Le paradoxe Bonadei : homme de terrain à la communication politique.
Le sélectionneur de l’équipe de France féminine, Laurent Bonadei, a une ligne de communication bien rodée : chaque match est difficile, chaque qualification est un combat.
Pourtant, à l’aune du tirage pour la Coupe du monde 2027, cette posture semble en décalage avec les faits.
Avec les Pays-Bas (11e FIFA), la Pologne (26e) et l’Irlande (27e), les Bleues ont hérité d’un groupe abordable, loin des sommets du classement FIFA.
En comparaison, les Bleues occupent la 6e place mondiale, et ont récemment battu les Néerlandaises (5-2) lors de l’Euro 2025 en Suisse. Des néerlandaises éloignées de la période Sarina Wiegman, avec le titre de l’Euro 2017 et la finale de la Coupe du monde 2019.
La Pologne n’a jamais disputé de Coupe du monde, et l’Irlande n’y a participé qu’une fois, en 2023, pour sortir en phase de groupe avec deux défaites (Canada et Australie) et un nul (Nigéria).
Pourtant, Bonadei insiste : « C’est un groupe relevé. L’Irlande est difficile à manœuvrer, la Pologne a de très bonnes joueuses, et les Pays-Bas restent une grande nation ».
Sur le papier, le groupe est loin d’être insurmontable.
Comment se qualifier pour la Coupe du Monde au Brésil ?
Pour l’UEFA, seuls les premiers des quatre groupes de la Ligue A, seront qualifiés directement pour la Coupe du monde 2027, soit quatre places pour onze délivrés à l’UEFA.

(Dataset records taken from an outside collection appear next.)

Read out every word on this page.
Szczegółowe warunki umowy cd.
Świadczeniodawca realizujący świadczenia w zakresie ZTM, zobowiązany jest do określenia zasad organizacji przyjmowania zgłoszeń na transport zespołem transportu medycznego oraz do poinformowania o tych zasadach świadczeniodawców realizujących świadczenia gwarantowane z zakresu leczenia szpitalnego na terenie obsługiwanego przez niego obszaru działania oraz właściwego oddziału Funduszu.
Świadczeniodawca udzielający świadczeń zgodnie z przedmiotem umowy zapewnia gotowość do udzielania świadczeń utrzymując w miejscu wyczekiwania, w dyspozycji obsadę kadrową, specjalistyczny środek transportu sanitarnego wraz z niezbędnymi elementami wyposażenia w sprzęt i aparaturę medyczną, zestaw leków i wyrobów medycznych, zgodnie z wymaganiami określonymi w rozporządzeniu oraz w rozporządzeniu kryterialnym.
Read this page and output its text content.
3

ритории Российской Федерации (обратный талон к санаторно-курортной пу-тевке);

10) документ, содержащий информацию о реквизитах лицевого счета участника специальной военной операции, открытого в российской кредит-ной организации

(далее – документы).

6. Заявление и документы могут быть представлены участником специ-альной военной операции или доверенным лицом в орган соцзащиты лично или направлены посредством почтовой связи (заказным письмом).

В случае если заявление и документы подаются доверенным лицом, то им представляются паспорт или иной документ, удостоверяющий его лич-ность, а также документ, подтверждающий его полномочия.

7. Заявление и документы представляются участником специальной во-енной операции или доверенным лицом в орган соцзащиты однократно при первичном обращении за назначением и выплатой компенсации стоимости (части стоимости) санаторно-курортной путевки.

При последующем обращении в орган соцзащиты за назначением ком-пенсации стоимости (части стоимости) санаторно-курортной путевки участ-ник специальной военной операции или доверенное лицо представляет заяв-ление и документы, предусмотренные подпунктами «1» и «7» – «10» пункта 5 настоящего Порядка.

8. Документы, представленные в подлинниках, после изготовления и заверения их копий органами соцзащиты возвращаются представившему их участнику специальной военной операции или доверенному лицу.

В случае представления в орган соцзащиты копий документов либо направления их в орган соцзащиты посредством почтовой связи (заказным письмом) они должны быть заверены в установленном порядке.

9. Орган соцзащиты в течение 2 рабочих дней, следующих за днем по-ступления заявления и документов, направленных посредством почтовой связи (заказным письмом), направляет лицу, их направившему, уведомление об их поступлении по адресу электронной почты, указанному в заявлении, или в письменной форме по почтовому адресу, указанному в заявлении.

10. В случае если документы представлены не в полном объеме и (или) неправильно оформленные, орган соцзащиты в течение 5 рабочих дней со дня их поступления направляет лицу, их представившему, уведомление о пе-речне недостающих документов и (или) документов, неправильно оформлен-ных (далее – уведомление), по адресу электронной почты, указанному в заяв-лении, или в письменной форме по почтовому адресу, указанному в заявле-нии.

Pour les autres, il faudra passer par une phase de barrages en avril 2026
La FIFA va mettre dans un même sac, les trois autres équipes de la Ligue A, les trois premières équipes de la Ligue B (fait d’équipes classées au-delà du Top 20 mondial) et la meilleure équipe de chaque groupe de la Ligue C, faite d’équipes dans le Top 60 mondial.
Les qualifications se feront sur deux tours, pour sortir sept équipes vainqueures.

Les autres groupes sont difficiles
Le groupe qui contient les deux meilleurs ennemis et adversaires européens : l’Espagne (1er FIFA) et l’Angleterre (4e) est un groupe difficile pour sortir un vainqueur. La première est championne du monde en battant l’Angleterre en 2023. La seconde est championne d’Europe en ayant battu l’Espagne en 2025 lors de l’Euro Suisse.
Voilà un groupe difficile.
Comme l’est celui de la Suède (3e FIFA) avec l’Italie (12e FIFA), excellente lors de l’Euro 2025, éliminée en demi-finale alors qu’elle menait l’Angleterre jusqu’à la 90’+5 (1-0), pour finir par perdre dans les prolongations (1-2). D’autant plus que c’est un groupe comprenant le Danemark (14e) mondial, toujours affûtée dans les phases de groupe.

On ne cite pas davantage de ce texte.